In the first three rounds of these playoffs, we undeniably witnessed moments of greatness from LeBron James. Offensively, he was consistently hitting shots we had hardly ever seen him make, distributing the ball flawlessly, and making his teammates around him better. Defensively he was shutting down everybody who had the misfortune of being guarded by him, including the league MVP Derrick Rose. Things were looking up for LeBron’s legacy going into the NBA Finals. However, as the games went by, LeBron slowly started to disappear, and although the Heat were still playing pretty well, LeBron submitted to Dwayne Wade, and the dominating figure we were seeing for the entire playoffs was nowhere to be seen. We know the rest of the story. LeBron continued to choke; the Heat became derailed because of it, and the dominating player who has made a career of posterizing anyone who dares to defend him, seemed terrified to attack the rim, and was not only deferring to Dwayne Wade, but even Udonis Haslem.
As we watched the Mavericks celebrate, and Chris Bosh once again make a fool of himself post-game, the world was left scratching their head about what had just happened. The popular question on sports broadcasts across the continent was: Did we just “witness” the destruction of LeBron James legacy? At this point in time, folks, things look bleak for LeBron. When the spotlight was the brightest, LeBron James simply disappeared. But I would advise LeBron James to look no further than to Dirk Nowitzki on what to do next. For 13 seasons, Dirk faced more adversity than many athletes see in their lifetime. People said that he was soft, that we wasn’t a leader, and -especially after their 2006 NBA Finals collapse against the Heat- that he was a choke artist. We can even look back a couple of months ago to the first round, where an overwhelming percentage of basketball “experts” had the Mavs getting ousted by Portland in the first round. Why? Because the world thought Dirk Nowitzki lacked the ability to lead a team to greatness. His “legacy” didn’t say otherwise. Now look at him. He’s the MVP, and just produced one of the greatest and most inspiring playoff runs in NBA history.
There is nothing that a sports fan appreciates more than a redemption story. And on Sunday, Dirk experienced redemption. On Sunday, Dirk’s legacy was rewritten. It no longer says soft, choke artist, or overrated, but instead it says dominant, clutch, and champion. Dirk has made it clear to me that LeBron’s legacy is not a closed case.
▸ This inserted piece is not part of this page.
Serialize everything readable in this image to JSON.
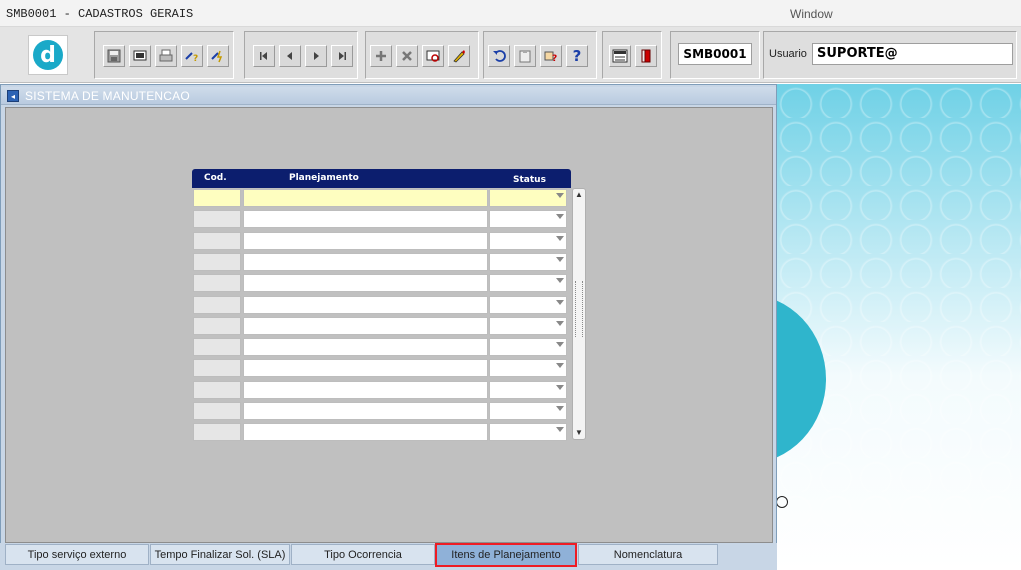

To truly appreciate greatness to the fullest, you must first get a taste of defeat. Right now, LeBron James is defeated. And it’s very clear that he has a lot of maturing to do, both on and off the court. If LeBron approaches this experience properly, it only needs to be a wake-up call. Now, if LeBron cares at all about his legacy, he needs to take a good hard look at this experience, and grow from it. And only then, with a little luck, will there be a spot for “King James” back on his now empty throne.